The University of Pennsylvania will begin construction today of its epic 24-acre Penn Park, the centerpiece of its 30-year master plan involving land it acquired from the U.S. Postal Service in 2004.

The $46 million riverfront development project on the eastern edge of campus will include athletic fields, tennis courts, bike trails, and a multilevel elevated walk. It will increase the urban university's green space by 20 percent.

Replacing bland asphalt lots and an old industrial site, the project will help to transform the landscape of West Philadelphia, and link the university's main campus with bustling Center City.

In short, it's trading ugly for pretty.

Story continues below.

Construction is scheduled to be complete by mid- to late summer 2011, in time for the start of that academic year.

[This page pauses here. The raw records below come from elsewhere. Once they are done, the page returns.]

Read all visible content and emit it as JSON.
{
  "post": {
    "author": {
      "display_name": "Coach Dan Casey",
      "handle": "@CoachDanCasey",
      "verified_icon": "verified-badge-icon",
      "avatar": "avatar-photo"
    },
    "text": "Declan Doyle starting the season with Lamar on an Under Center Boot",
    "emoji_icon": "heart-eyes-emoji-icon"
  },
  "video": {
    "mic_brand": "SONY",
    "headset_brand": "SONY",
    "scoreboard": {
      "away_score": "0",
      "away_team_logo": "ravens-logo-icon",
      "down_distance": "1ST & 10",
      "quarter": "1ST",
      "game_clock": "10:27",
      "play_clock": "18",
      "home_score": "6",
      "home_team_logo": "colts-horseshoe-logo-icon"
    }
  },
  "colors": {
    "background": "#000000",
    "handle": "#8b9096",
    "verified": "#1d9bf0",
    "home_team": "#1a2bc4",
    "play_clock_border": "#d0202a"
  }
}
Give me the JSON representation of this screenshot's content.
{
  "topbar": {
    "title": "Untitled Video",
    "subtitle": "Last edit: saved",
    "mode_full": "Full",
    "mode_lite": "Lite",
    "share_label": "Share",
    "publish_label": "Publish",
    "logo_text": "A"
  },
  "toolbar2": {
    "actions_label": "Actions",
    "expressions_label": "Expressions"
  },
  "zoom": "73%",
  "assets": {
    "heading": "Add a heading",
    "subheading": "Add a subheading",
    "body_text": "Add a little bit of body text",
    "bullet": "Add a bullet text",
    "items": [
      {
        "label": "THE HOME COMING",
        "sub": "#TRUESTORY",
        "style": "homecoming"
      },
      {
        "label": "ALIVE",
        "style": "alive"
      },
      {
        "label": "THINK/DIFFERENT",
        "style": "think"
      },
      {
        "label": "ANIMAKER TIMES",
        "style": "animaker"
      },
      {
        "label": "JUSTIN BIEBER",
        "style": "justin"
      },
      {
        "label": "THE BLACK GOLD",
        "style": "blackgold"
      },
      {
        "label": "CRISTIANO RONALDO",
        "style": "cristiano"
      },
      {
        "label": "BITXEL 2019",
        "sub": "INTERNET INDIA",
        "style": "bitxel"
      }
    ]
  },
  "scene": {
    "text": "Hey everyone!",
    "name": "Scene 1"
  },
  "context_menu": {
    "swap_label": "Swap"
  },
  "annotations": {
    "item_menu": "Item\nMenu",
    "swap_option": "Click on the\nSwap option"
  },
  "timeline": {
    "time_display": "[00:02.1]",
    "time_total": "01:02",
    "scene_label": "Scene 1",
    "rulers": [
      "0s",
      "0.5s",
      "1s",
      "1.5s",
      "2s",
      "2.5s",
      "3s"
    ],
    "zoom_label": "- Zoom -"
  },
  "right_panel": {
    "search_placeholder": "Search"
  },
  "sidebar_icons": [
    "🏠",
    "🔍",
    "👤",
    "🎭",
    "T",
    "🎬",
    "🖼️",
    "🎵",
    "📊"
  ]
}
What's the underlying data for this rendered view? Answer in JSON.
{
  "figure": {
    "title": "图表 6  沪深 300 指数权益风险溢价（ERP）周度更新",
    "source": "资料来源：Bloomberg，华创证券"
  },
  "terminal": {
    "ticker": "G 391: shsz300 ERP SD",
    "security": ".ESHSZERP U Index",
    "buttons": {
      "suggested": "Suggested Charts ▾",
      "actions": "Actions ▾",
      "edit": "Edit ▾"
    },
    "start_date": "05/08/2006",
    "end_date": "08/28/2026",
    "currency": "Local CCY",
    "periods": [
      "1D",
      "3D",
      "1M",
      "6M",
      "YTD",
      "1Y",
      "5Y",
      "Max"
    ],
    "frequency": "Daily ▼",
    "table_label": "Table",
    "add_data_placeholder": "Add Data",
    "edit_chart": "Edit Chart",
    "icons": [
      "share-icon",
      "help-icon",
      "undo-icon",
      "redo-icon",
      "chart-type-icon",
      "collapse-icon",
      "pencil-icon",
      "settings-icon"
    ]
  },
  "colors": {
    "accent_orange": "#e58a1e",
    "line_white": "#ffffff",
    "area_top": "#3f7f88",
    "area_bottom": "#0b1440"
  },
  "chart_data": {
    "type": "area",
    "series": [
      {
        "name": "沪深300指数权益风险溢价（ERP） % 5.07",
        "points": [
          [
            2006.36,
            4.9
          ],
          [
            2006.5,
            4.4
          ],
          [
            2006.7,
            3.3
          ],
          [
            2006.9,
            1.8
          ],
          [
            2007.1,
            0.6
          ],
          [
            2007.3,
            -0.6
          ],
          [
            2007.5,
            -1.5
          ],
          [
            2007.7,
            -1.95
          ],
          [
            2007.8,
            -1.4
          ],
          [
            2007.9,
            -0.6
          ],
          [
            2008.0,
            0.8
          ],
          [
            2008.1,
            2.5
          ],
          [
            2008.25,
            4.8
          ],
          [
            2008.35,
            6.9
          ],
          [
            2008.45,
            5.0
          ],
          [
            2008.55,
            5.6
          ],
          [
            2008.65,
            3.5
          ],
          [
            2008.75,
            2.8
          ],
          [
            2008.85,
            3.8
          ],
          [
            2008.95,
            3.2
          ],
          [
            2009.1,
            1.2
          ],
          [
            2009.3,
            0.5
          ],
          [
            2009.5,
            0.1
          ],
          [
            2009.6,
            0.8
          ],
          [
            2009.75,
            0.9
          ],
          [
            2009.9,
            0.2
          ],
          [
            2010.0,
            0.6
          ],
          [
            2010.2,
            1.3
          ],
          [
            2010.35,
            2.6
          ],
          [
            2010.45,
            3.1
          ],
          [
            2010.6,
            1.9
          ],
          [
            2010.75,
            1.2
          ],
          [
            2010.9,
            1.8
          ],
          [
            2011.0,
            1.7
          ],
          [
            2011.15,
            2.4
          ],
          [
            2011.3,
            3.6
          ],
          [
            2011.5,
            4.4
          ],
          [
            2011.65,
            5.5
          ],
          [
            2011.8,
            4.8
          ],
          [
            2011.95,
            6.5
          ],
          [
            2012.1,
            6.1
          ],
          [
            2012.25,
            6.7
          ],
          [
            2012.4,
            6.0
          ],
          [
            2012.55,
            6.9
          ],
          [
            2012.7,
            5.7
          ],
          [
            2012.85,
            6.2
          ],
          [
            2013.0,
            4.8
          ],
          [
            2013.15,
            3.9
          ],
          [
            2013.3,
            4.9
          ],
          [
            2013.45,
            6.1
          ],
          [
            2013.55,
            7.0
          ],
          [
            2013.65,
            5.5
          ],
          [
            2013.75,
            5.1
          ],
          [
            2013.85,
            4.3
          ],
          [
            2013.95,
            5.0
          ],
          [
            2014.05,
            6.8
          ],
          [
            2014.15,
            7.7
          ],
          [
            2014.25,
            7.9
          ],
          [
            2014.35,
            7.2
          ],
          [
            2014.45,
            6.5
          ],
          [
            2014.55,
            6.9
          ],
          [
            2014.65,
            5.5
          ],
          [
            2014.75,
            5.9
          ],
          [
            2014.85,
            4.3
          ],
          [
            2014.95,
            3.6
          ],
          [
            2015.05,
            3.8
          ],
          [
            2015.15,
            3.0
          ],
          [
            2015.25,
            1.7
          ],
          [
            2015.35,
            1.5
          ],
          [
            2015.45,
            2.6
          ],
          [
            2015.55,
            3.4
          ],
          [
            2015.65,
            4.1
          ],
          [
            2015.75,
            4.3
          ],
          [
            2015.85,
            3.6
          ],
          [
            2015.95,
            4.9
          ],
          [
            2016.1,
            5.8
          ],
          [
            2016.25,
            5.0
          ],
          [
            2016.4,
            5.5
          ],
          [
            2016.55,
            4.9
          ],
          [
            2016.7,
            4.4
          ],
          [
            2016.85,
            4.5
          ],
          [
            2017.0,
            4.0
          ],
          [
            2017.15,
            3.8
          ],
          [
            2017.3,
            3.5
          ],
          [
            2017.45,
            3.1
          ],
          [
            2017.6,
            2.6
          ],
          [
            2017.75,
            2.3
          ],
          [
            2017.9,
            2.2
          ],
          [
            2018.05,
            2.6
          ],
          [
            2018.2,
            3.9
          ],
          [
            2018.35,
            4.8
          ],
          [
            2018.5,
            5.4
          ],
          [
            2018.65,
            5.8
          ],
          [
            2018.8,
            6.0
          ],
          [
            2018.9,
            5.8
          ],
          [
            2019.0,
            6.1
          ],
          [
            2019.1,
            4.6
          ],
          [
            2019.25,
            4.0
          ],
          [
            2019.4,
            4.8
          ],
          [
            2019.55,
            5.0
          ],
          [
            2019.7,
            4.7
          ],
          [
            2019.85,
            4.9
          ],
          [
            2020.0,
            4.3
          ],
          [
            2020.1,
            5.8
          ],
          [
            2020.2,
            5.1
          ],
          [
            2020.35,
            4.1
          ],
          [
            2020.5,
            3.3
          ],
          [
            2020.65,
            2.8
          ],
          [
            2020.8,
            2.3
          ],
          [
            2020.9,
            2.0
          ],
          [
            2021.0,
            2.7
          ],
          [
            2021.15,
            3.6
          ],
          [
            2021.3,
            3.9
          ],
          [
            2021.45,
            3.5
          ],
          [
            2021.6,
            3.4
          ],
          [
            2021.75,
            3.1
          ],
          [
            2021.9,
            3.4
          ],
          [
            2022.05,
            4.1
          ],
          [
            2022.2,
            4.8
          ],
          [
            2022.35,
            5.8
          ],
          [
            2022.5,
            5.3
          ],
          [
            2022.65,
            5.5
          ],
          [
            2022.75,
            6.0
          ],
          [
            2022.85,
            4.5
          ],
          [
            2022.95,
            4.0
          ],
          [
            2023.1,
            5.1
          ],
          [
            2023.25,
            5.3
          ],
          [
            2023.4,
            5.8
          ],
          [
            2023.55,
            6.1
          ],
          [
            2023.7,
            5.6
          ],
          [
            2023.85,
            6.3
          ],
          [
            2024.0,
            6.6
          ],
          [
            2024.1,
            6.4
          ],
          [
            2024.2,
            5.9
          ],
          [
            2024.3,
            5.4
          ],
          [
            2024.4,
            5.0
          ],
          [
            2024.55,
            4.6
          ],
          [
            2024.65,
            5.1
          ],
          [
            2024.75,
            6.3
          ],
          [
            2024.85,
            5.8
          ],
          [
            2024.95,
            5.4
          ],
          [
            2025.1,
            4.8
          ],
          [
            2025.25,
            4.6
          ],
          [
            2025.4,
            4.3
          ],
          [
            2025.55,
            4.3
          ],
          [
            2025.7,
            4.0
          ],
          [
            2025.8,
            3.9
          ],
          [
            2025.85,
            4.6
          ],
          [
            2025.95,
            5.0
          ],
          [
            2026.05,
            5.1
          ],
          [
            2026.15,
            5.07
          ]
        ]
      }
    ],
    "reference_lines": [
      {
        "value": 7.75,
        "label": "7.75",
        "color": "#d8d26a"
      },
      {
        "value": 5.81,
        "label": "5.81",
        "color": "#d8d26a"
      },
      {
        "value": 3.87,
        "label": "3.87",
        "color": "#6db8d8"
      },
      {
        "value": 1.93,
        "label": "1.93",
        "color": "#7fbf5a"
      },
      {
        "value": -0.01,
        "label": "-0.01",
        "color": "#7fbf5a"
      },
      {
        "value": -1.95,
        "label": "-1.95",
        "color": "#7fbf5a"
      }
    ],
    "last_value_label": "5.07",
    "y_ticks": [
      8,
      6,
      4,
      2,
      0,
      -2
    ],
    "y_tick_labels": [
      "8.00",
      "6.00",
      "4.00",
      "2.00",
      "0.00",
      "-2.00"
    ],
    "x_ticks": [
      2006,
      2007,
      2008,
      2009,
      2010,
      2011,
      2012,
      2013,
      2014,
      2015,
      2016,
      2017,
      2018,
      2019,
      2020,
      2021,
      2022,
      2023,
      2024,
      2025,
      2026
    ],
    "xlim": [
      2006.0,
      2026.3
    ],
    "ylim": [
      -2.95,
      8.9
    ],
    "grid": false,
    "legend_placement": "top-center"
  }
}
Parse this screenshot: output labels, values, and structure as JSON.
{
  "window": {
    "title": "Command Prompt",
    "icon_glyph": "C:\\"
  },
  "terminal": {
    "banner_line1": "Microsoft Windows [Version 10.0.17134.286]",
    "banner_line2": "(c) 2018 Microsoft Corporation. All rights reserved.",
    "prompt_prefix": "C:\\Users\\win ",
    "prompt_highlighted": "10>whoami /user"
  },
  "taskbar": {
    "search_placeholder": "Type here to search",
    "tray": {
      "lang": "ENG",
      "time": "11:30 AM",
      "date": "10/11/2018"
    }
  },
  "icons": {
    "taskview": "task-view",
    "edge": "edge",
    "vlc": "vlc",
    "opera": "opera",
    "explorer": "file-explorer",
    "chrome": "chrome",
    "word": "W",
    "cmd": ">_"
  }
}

"It's a tremendously exciting time in Penn's history, to be able to add a significant amount of open space adjacent to the campus in an economic climate like this," said Anne Papageorge, Penn's vice president for facilities and real estate services.

Penn in 2004 purchased 14 acres from the Postal Service and announced plans for the park, two office towers with a mix of university space, retail and residential areas, and a 2,400-space parking garage. The park project also includes 10 acres previously owned by the university.

A developer purchased the postal building from Penn - making Penn's net cost for the postal lands $12 million - and will lease it to the IRS after renovations are complete. Construction of the garage also is under way and is scheduled to be completed next summer, and plans are in the works for the towers.

But Papageorge said the towers project, in partnership with Brandywine Realty Trust, may be delayed given the economy.

Their construction could be "impacted by the credit markets and just the fact that people are not really making bold moves into new space in this economy," she said. The towers are scheduled to be completed between 2012 to 2014.

Penn will occupy about 100,000 square feet of the 40- to 50-story office tower on Walnut Street, with commercial space on the ground floor. The 25- to 30-story tower on Chestnut Street would be residential, and might include some boutique office space, she said.

Penn president Amy Gutmann has called the project, estimated to cost $1.94 billion, a new "Gateway to the University."